El argumento de fondo – por el que realmente peleaba Schmeiser, y en lo que sí perdió el juicio con Monsanto – tiene que ver con esa interpretación absurda de los derechos de propiedad intelectual que, rápidamente, está convirtiendo el conocimiento en una mercancía privada cada vez más monopolizada e inaccesible. Así se desprende de la propia algarabía con que Monsanto ha recibido el veredicto de las cortes canadienses: “nos reconforta que la Corte Suprema de Canadá haya encontrado que la patente correspondiente al gen ‘Roundup Ready’ es válida y obligatoria. (…) Desde el punto de vista de la inversión, es grandioso.Creo que el sistema funciona bien” – dijo Carl Casale, Vicepresidente Ejecutivo de Monsanto.
En efecto, la Corte dictaminó que Schmeiser “sabía o debía haber sabido” que estaba utilizando una semilla con genes patentados y que eso era ilegal. Schmeiser argumenta que el nunca creyó que fuera ilegal reutilizar esa canola que apareció en su finca porque de acuerdo con la ley canadiense no es posible patentar ‘formas de vida superior’ y que las plantas no eran, por tanto, patentables. Ahora, la corte resuelve por mayoría apretada – cinco votos contra cuatro – que si bien las plantas no son patentables, los genes de las plantas sí lo son y, por tanto, usar plantas que contengan genes patentados sí es un delito. Los otros cuatro jueces mantuvieron que un veredicto así no era más que un subterfugio mañoso que iba en contra del espíritu de la ley canadiense que prohíbe patentar formas de vida superior. Pero… cinco son más que cuatro: Monsanto ganó.

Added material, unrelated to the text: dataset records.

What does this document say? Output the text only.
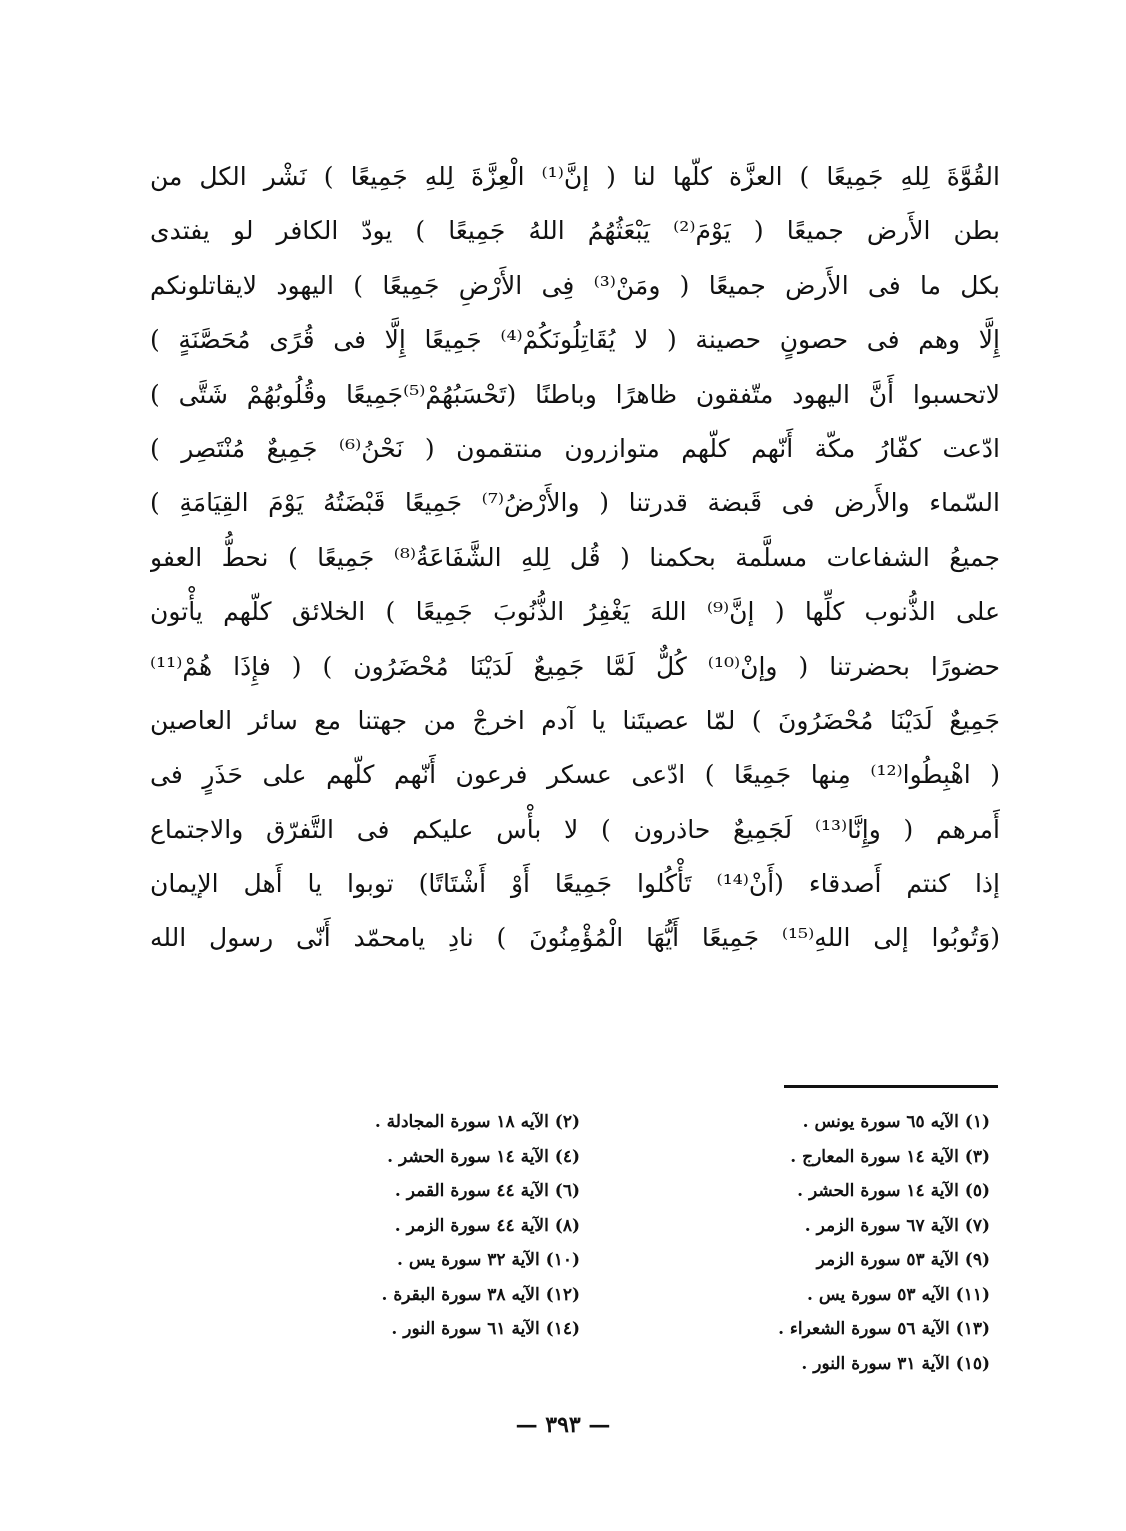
القُوَّةَ لِلهِ جَمِيعًا ) العزَّة كلّها لنا ( إنَّ⁽¹⁾ الْعِزَّةَ لِلهِ جَمِيعًا ) نَشْر الكل من
بطن الأَرض جميعًا ( يَوْمَ⁽²⁾ يَبْعَثُهُمُ اللهُ جَمِيعًا ) يودّ الكافر لو يفتدى
بكل ما فى الأَرض جميعًا ( ومَنْ⁽³⁾ فِى الأَرْضِ جَمِيعًا ) اليهود لايقاتلونكم
إِلَّا وهم فى حصونٍ حصينة ( لا يُقَاتِلُونَكُمْ⁽⁴⁾ جَمِيعًا إِلَّا فى قُرًى مُحَصَّنَةٍ )
لاتحسبوا أَنَّ اليهود متّفقون ظاهرًا وباطنًا (تَحْسَبُهُمْ⁽⁵⁾جَمِيعًا وقُلُوبُهُمْ شَتَّى )
ادّعت كفّارُ مكّة أَنّهم كلّهم متوازرون منتقمون ( نَحْنُ⁽⁶⁾ جَمِيعٌ مُنْتَصِر )
السّماء والأَرض فى قَبضة قدرتنا ( والأَرْضُ⁽⁷⁾ جَمِيعًا قَبْضَتُهُ يَوْمَ القِيَامَةِ )
جميعُ الشفاعات مسلَّمة بحكمنا ( قُل لِلهِ الشَّفَاعَةُ⁽⁸⁾ جَمِيعًا ) نحطُّ العفو
على الذُّنوب كلِّها ( إنَّ⁽⁹⁾ اللهَ يَغْفِرُ الذُّنُوبَ جَمِيعًا ) الخلائق كلّهم يأْتون
حضورًا بحضرتنا ( وإنْ⁽¹⁰⁾ كُلٌّ لَمَّا جَمِيعٌ لَدَيْنَا مُحْضَرُون ) ( فإِذَا هُمْ⁽¹¹⁾
جَمِيعٌ لَدَيْنَا مُحْضَرُونَ ) لمّا عصيتَنا يا آدم اخرجْ من جهتنا مع سائر العاصين
( اهْبِطُوا⁽¹²⁾ مِنها جَمِيعًا ) ادّعى عسكر فرعون أَنّهم كلّهم على حَذَرٍ فى
أَمرهم ( وإِنَّا⁽¹³⁾ لَجَمِيعٌ حاذرون ) لا بأْس عليكم فى التَّفرّق والاجتماع
إذا كنتم أَصدقاء (أَنْ⁽¹⁴⁾ تَأْكُلوا جَمِيعًا أَوْ أَشْتَاتًا) توبوا يا أَهل الإيمان
(وَتُوبُوا إلى اللهِ⁽¹⁵⁾ جَمِيعًا أَيُّهَا الْمُؤْمِنُونَ ) نادِ يامحمّد أَنّى رسول الله
(١) الآيه ٦٥ سورة يونس .
(٣) الآية ١٤ سورة المعارج .
(٥) الآية ١٤ سورة الحشر .
(٧) الآية ٦٧ سورة الزمر .
(٩) الآية ٥٣ سورة الزمر
(١١) الآيه ٥٣ سورة يس .
(١٣) الآية ٥٦ سورة الشعراء .
(١٥) الآية ٣١ سورة النور .
(٢) الآيه ١٨ سورة المجادلة .
(٤) الآية ١٤ سورة الحشر .
(٦) الآية ٤٤ سورة القمر .
(٨) الآية ٤٤ سورة الزمر .
(١٠) الآية ٣٢ سورة يس .
(١٢) الآيه ٣٨ سورة البقرة .
(١٤) الآية ٦١ سورة النور .
— ٣٩٣ —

Monsanto argumentó que si Schmeiser no quería las semillas genéticamente modificadas debió haberles pedido que las removieran de su finca, y que ellos lo habrían hecho gustosos sin costo alguno. Sin embargo, agricultores y expertos agrícolas coinciden en que una vez que una especie genéticamente modificada contamina una finca, es probable que haya que remover toda la plantación para eliminar las semillas modificadas. Schmeiser, por su parte, se mostró satisfecho de no tener que pagar a Monsanto por ganancias que nunca obtuvo gracias al uso de canola modificada – ya que nunca utilizó el Roundup – pero lamentó que, en el tema de fondo, la Corte dictaminara la validez de las patentes. “Todo lo que hice fue guardar mis semillas de año a año. Ahora está claro que la patente de una compañía tendrá precedencia sobre el derecho de los agricultores a reutilizar las semillas obtenidas en su plantación”.
Y ese es el gran debate al que este juicio aporta una nota deprimente: el derecho de todos a utilizar el conocimiento, y la necesidad de que los justos estímulos y reconocimiento a los inventores y creadores no se conviertan en rentas monopólicas de corporaciones cuya ganancia fluye, precisamente, de su capacidad para no permitir el flujo del conocimiento. La batalla por el conocimiento será, sin duda, una de las mayores batallas del siglo XXI… de la que dependerá, en buena medida, el resultado de todas las demás batallas.